Ich aber empfand bereits die Musterung selbst als entwürdigend und inakzeptabel. Denn damit, so meinte ich, indirekt das Recht des Staates anzuerkennen, mich für einen eventuellen Krieg ausbilden zu dürfen. Welchen Sinn sollte es haben, mich mustern zu lassen, wenn ich einer Einberufung ohnehin nicht Folge leisten wollte? Im Neuen Testament ist davon die Rede, dass man dem Staat geben solle, was des Staates sei. Aber was ist das: Staat? Wer ist der Staat? Ich? Und kalt kriecht die Lüge aus seinem Mund: Ich, der Staat, bin das Volk? Zweifellos bin ich ein Teil dieses Organisationsgebildes. Dennoch bin ich vor allem ich selbst. Ein Teil meiner Familie. Und die ein Teil der nächstgrößeren Gemeinschaft, ein Teil des Dorfes, ein Teil der Stadt, des Landes, der Nation, der Sprachgemeinschaft, der Menschheit, des Universums, des ewigen Geheimnisses, das man Leben heißt, Gott. Das Leben, Gott, steht also an oberster Stelle, was bedeutet, dass sich alles andere dem Leben unterzuordnen hat, nicht aber ich mich dem Staat. Nicht ich habe dem Staat zu dienen, sondern der Staat mir. Also kann es auch nicht rechtens sein, dass ich mich als Einzelner im Kriegsfall dem Staat, dem Vaterland, der Heimat aufzuopfern habe. Der Teufelskreis zwischenstaatlicher Gewalt muss durchbrochen werden. Die Gewalt dient nicht dem Interesse der Menschheit, vielmehr ist sie geeignet, dem Interesse Einzelner zu dienen, individueller Machtgier, andere zu beherrschen, in ihre Gewalt zu bekommen.
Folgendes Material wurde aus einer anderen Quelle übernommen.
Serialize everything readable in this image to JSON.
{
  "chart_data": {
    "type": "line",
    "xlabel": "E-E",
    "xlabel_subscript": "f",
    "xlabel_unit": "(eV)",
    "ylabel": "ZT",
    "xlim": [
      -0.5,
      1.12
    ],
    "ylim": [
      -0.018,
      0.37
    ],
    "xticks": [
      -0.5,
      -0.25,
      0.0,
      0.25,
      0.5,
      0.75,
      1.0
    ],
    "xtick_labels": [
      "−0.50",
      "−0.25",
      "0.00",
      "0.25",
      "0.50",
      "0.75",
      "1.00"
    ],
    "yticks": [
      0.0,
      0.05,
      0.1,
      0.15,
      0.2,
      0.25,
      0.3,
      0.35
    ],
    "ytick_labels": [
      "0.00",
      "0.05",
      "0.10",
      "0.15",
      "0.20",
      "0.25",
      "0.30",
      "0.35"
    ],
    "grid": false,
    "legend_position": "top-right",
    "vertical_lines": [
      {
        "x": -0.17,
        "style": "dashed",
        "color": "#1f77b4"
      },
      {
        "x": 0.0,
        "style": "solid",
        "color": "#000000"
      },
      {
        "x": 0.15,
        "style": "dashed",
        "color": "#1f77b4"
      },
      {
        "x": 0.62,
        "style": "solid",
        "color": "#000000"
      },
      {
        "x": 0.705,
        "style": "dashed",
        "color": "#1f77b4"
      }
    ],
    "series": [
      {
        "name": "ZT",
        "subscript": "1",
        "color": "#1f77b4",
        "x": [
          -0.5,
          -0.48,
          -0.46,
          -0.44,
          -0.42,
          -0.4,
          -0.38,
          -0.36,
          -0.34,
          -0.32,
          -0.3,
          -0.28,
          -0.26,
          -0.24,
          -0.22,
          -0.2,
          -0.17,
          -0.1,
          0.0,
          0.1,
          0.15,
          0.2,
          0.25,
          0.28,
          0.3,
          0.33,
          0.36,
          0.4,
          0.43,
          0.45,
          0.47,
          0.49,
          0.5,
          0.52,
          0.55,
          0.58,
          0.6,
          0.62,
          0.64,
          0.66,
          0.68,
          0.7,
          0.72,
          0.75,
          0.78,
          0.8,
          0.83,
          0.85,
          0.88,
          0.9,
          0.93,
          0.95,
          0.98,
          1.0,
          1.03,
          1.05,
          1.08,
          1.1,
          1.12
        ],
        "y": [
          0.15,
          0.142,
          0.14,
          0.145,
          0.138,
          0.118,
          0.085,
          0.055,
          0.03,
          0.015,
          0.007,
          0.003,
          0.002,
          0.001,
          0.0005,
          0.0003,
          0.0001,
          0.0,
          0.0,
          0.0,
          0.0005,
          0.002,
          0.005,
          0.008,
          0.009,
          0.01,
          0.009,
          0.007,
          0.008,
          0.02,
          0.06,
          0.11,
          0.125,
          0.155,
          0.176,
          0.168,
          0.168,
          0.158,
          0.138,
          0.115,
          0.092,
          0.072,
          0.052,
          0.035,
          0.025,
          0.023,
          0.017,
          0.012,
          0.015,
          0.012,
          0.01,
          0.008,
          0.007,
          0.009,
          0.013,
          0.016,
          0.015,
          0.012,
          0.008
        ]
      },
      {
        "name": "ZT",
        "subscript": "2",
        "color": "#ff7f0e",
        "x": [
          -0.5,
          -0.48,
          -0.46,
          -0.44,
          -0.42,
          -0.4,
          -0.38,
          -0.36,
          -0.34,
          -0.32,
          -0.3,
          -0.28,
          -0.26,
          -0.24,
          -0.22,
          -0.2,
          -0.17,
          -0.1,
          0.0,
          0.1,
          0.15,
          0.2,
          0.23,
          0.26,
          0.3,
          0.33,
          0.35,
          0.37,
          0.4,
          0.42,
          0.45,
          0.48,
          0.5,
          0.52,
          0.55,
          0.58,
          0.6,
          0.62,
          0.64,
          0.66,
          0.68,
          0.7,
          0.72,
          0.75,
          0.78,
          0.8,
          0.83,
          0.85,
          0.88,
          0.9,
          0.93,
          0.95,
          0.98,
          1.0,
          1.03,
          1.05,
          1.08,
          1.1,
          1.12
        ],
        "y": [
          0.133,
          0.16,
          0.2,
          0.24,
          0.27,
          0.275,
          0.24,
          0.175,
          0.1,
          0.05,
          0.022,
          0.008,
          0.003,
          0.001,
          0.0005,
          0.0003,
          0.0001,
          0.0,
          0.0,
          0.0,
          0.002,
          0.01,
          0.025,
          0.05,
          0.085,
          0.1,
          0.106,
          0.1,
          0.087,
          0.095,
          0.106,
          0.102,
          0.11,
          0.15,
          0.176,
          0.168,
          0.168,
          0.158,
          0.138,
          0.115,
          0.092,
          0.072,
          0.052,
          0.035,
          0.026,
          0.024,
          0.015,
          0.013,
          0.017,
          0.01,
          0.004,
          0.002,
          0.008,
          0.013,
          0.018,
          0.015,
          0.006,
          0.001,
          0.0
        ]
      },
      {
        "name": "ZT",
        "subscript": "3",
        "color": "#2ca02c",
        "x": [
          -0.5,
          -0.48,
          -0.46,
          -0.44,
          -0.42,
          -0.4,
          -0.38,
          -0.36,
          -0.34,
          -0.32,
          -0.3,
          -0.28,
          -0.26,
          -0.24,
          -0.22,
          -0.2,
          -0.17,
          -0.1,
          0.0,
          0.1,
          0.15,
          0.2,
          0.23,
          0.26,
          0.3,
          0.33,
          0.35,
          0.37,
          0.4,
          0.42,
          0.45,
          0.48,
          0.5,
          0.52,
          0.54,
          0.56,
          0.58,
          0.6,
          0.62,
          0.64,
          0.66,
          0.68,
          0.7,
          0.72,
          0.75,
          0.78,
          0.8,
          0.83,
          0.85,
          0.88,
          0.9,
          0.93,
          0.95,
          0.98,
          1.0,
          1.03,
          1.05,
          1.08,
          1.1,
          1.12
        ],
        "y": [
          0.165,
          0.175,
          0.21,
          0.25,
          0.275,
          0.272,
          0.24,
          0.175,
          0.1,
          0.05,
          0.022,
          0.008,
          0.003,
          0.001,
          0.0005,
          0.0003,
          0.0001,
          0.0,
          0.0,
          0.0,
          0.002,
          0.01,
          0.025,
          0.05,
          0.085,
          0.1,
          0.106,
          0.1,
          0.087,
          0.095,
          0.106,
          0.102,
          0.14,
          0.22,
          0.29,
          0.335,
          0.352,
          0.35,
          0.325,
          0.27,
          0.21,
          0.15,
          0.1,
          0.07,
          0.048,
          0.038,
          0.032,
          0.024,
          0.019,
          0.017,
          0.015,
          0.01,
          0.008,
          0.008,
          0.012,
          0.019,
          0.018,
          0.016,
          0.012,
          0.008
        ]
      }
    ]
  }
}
Mit der DDR hat mich, ohne dass ich mir dessen damals bewusstgeworden wäre, stets eine Art Hassliebe verbunden. Geglaubt habe ich den marxistischen Religionslehrern so gut wie nichts. Trotzdem haben sie mich stark beeinflusst. Die von ihnen propagierte Friedensliebe ist ein Teil meiner selbst geworden, ich habe sie verinnerlicht, wörtlich genommen. Sie freilich versuchten, Friedensliebe und Friedenssehnsucht mit der Idee eines gerechten Krieges zu verbinden. Darin konnte ich ihnen nicht folgen. Meine kindliche Seele mochte gedankliche Geradlinigkeit. Sie konnte und wollte nicht um die Ecke denken. Zu viel Leid hatten die Deutschen, denen ich mich gezwungenermaßen zugehörig fühlte, über andere Menschen gebracht. Menschen, denen ich durch verwandtschaftliche Bindungen nahestand, waren auf die eine oder andere Weise an unvorstellbaren Gräueltaten beteiligt gewesen. Diese Verflechtungen waren nicht, wie ein gordischer Knoten, durch das Schwert zu durchtrennen, nein, ein Neubeginn war nur durch ein absolutes Nein zu allem Vorangegangenen vorstellbar. Eine Fortsetzung, eine Kontinuität durfte es nicht geben, es sei denn, Kontinuität wäre im totalen Anderssein zu begreifen, das sich dem Samen des Hasses widersetzen und aus dem mit Blut gedüngten Boden wie eine Saat aufgehen würde.